Burckhardt Fischer

Von einer Fahrt

Einmal erfasste mich eine große Unruhe.

Ich nahm Kasimir, trug ihn zu meinem Wagen und fuhr los. Ein offenes Cabrio, unbequem, laut zugig. Fürs Reisen ungeeignet.

Kasimir kraulte ich auf meinem Schoß.

In der Grenzkontrolle sprang er mit einem riesen Satz und schmiegte sich in die Falten des Verdecks. Sie, einige Wagen hinter mir und 3 Spuren weiter, geriet weitgehend außer sich ob dieser Katze, rannt hin und her zwischen den Grenzern, den Transportbändern, in denen unsere Pässe ratterten zu Plätzen, zu Häuschen, in den sie gestempelt würden von uns unsichtbaren Personen, nur die Hände sah man durch den kleinen Ausschnitt der Fenster, wenn sie mit den Stempeln niederknallten, unseren Pässe zu füllen.

Sie kam und kraulte die Katze. Es war mir nicht unangenehm, nein, nicht.

Aber die Liebe hielt nicht lang. Die Liebe hält nie lang. Bei mir.

 

Bei meiner Mutter in O. kaufte ich ein, mähte den Rasen, band das Spalier, fuhr zum Markt, zum Grab des Vaters. Ich verabschiedete mich – spät – von Kasimir und fuhr ins nahe Holland. Amsterdam aber ist weit.

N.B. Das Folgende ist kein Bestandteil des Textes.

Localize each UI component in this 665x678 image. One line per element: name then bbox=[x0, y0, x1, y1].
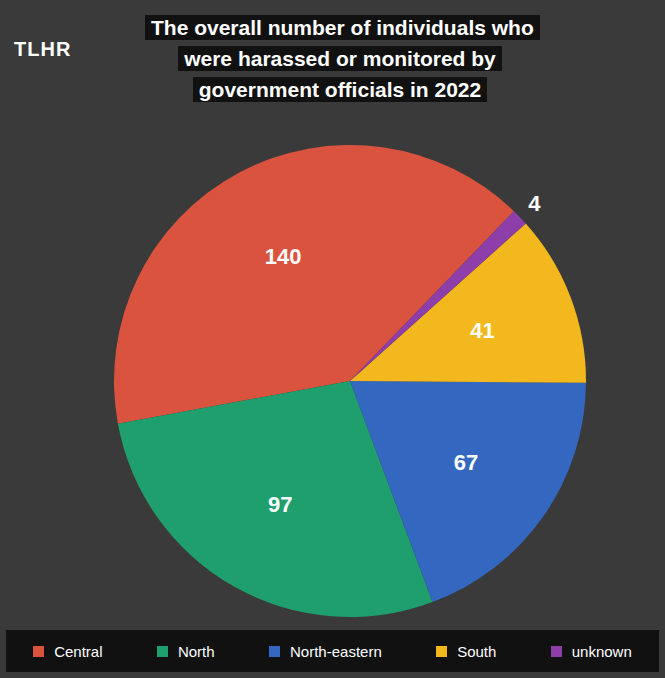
svg-text:41: 41 bbox=[470, 318, 494, 343]
html-text:South: South bbox=[457, 642, 497, 660]
svg-text:4: 4 bbox=[528, 191, 541, 216]
svg-text:140: 140 bbox=[265, 244, 302, 269]
html-text:North: North bbox=[177, 642, 215, 660]
html-text:The overall number of individu: The overall number of individuals who we… bbox=[151, 16, 534, 101]
svg-text:97: 97 bbox=[268, 492, 292, 517]
html-text:unknown: unknown bbox=[571, 642, 632, 660]
svg-text:67: 67 bbox=[454, 450, 478, 475]
html-text:TLHR: TLHR bbox=[14, 38, 72, 60]
html-text:North-eastern: North-eastern bbox=[290, 642, 382, 660]
html-text:Central: Central bbox=[54, 642, 103, 660]
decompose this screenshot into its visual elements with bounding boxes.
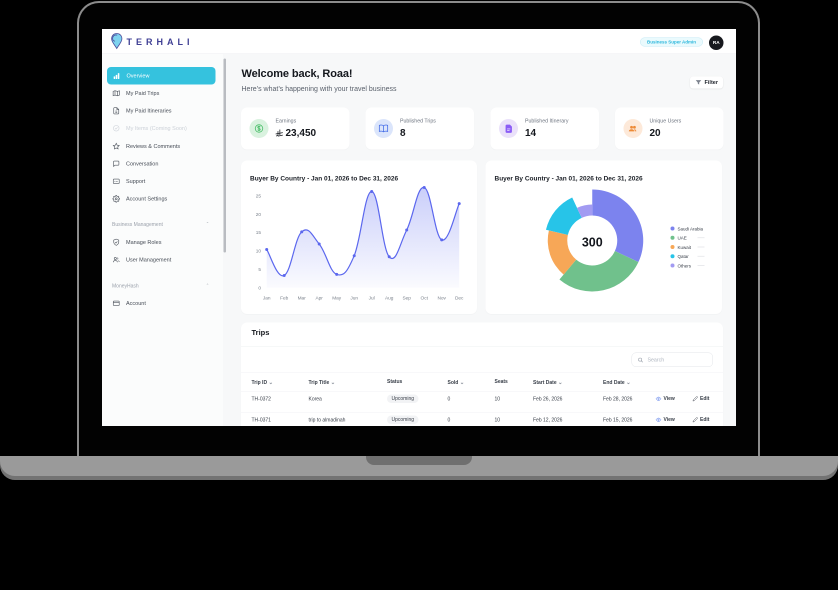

Ich suchte die Plätze, die Stätten, die Lokale auf, in denen K. und ich herumgetollt. Die Orte waren da, aber nicht K., nicht ich. Nicht wirklich.

Zum Ende der Tage wählte ich lange. Schließlich wandte ich mich dem französischen Restaurant zu, vielleicht der blauen Tischdecken wegen und des Interieurs, das nicht übertrieben. Ich war der einzige Gast, dem Service machte es sichtlich Freude, mich zu umschmeicheln - 5 Gänge: 3 Bohnen, eine Möhre. Köstlich. Teuer.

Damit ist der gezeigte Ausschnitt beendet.